Pediatrics require more in-person visits than adult medicine. According to Dr. Swiderski, “You can’t weigh patients, measure vitals, do lab tests, or check their hearing remotely. Vaccinations, obviously, can only be given in-person. This all suffered during the height of the pandemic and many fell behind. I could do some annual checkups remotely, but patients would still have to come in at a later time.”
In-person visits are essential from birth to 18 months, and at four, 11 and 16 years old.

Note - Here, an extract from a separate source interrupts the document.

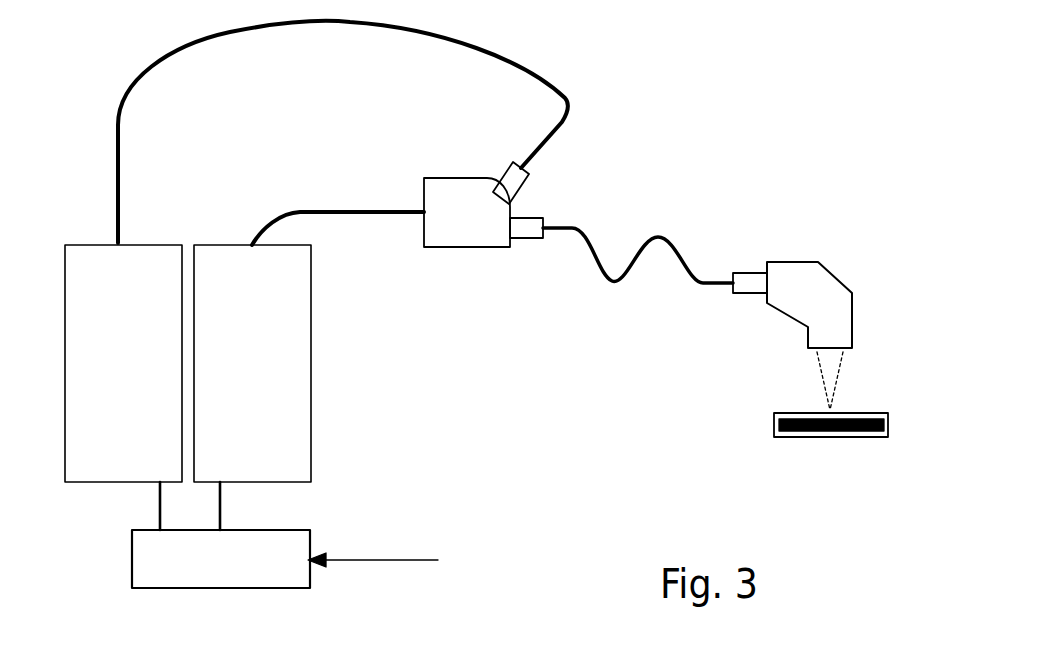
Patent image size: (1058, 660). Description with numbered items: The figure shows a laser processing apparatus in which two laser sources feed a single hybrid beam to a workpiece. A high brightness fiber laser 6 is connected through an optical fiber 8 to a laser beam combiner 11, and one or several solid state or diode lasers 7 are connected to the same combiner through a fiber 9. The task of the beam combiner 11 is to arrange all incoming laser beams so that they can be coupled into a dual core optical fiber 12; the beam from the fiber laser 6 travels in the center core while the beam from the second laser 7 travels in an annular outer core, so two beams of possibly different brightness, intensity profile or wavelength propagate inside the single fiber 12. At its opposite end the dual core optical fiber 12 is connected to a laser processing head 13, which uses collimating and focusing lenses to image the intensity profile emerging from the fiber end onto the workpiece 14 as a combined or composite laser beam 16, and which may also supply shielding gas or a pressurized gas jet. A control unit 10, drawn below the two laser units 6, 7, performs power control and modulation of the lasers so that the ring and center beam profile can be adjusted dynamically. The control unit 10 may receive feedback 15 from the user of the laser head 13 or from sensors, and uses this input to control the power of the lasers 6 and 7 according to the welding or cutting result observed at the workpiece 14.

Certain sick visits can be discussed through telehealth, but some respiratory conditions, such as asthma, are better monitored in-person.
In addition, virtual visits are challenging for many of his patients who lack the digital capabilities of more affluent families in terms of such things as bandwidth, internet access, screen size, and digital skills. “Some of our families don’t have laptops and it can be hard to send video from a 3 by 3-inch screen,” he says. To address these gaps, Open Door launched a digital literacy effort, including education to strengthen skills and access to laptops and Wi-Fi to increase access.
“There is a whole new world and a lot of progress has been made. We’re getting back to normal, but it’s certainly not the same. Pediatricians have learned a great deal about how to accommodate patients and their families,” says Dr. Swiderski, who adds that incorporating different modalities of care offers a broader range of access to services.